Segundo o professor, as escolas tradicionais implantam um modelo educacional europeu que exclui as culturas tradicionais brasileiras.
Ele também aborda os programas de inclusão, incentivando as discussões sobre igualdade de oportunidades, que precisam ser frequentemente questionadas. “Fiz uma faculdade particular, com a ajuda do Prouni, e era o único aluno pobre e negro da minha turma”.
Elaine afirma que os negros passam por uma tentativa de embranquecimento. São julgados pela cor, pelo cabelo, pela religião. Um preconceito que não afeta apenas negros e indígenas, mas toda a sociedade, que terá seus povos exterminados dessa forma.

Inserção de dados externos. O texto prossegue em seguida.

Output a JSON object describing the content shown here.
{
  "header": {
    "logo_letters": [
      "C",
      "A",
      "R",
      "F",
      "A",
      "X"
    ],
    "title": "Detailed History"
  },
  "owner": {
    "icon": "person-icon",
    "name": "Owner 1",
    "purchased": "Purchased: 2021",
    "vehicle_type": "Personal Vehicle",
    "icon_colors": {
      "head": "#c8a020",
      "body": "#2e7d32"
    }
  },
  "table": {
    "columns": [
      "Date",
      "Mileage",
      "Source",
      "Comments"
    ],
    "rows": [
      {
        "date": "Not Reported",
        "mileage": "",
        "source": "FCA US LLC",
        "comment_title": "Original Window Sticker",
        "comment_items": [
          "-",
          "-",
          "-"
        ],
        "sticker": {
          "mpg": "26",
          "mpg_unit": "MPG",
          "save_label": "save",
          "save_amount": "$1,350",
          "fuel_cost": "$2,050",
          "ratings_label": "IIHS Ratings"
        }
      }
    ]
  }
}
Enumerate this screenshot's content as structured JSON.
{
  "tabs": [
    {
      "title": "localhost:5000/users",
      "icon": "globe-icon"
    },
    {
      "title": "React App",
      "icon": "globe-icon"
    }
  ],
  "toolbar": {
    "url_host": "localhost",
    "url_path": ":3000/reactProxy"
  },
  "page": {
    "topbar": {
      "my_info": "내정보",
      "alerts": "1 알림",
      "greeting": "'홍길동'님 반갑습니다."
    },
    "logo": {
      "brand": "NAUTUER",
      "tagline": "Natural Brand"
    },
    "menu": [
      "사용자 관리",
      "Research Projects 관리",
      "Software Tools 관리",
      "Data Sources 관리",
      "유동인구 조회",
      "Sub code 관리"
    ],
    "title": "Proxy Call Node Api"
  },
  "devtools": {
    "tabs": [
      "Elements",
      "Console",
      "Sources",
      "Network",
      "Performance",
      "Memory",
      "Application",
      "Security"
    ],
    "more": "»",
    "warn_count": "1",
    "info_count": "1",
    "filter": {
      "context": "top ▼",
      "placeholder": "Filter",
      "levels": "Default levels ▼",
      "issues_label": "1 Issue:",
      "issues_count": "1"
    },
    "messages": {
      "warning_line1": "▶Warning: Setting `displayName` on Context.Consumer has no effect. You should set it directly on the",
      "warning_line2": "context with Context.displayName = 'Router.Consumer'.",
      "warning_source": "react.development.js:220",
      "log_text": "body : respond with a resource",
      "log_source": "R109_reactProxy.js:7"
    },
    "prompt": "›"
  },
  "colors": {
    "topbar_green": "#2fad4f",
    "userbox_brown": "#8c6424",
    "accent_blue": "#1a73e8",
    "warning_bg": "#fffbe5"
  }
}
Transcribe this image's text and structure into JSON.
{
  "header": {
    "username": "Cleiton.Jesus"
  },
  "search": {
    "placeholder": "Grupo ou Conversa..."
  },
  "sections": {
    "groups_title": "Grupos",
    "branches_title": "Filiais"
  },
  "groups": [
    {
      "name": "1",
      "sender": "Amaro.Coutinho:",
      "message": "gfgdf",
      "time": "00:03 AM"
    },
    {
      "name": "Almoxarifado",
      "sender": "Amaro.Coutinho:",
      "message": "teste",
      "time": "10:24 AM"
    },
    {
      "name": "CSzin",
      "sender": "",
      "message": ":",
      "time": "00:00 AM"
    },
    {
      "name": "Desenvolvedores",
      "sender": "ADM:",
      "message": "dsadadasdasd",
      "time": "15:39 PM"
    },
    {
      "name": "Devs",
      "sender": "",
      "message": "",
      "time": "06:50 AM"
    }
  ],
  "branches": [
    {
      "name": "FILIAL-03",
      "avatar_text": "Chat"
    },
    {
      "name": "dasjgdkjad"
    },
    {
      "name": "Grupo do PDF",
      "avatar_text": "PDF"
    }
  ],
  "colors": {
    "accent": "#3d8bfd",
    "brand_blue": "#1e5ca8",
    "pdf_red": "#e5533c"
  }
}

“Quando venho em um ambiente como esse é como se ouvisse as vozes de nossos ancestrais. O clamor de um povo que é morto todos os dias”, afirma.
Para ela, é uma grande falácia dizer que vivemos em uma democracia, que respeitamos os direitos dos povos tradicionais. As comunidades resistem com muita luta diante das invasões sofridas pelo governo, por fazendeiros e empreiteiras.
A lei está só no papel. “Quando os indígenas cantam no idioma próprio de cada aldeia sinto que isso foi tirado de mim”, desabafa. “Não conheço as línguas africanas, como iorubá e nagô”.
Por isso, Elaine defende a importância de os professores das crianças indígenas e quilombolas serem da comunidade, para que preservem e valorizem a identidade do povo.
Educação alinhada
“Nossa formação é muito familiar, com ensinamentos passados pelo pai e pela mãe”, explica Cosme Xavante. Professor em sua comunidade, consegue alinhar o calendário de aulas com as datas indígenas. A situação é complicada. Hoje, sua aldeia tem 320 alunos e pouquíssimas salas, sem acesso à internet.
Oscar Xavante continuou o discurso dizendo que a educação deveria ser elaborada pensando em costumes e tradições. Mas isso não acontece.
“O governo nos envia livros didáticos que não se enquadram na nossa cultura”, conta. É importante conhecer todas as ciências abordadas, mas é preciso adaptar o conteúdo à realidade das comunidades, para que eles possam ser usados de maneira prática e eficaz.
A professora Creuza Krahô diz que anos atrás os meninos de sua aldeia acordavam cedo todos os dias para correr com as toras, um ritual dos Krahô. Agora, estudando na cidade, eles têm horário para entrar na escola, o que acaba prejudicando algumas tradições.
“O sistema coloca a cultura em uma caixa, com crianças que não aprendem mais a sentir”, afirma. A educação pasteurizada não respeita lendas e mitos culturais, como exemplifica Lucas Manchineri, quando conta que para seu povo a lua é um homem envergonhado que fugiu.
“Eu acredito que podemos estudar a vida inteira e vamos morrer sem descobrir tudo”, fala Creuza. Então, por que limitar?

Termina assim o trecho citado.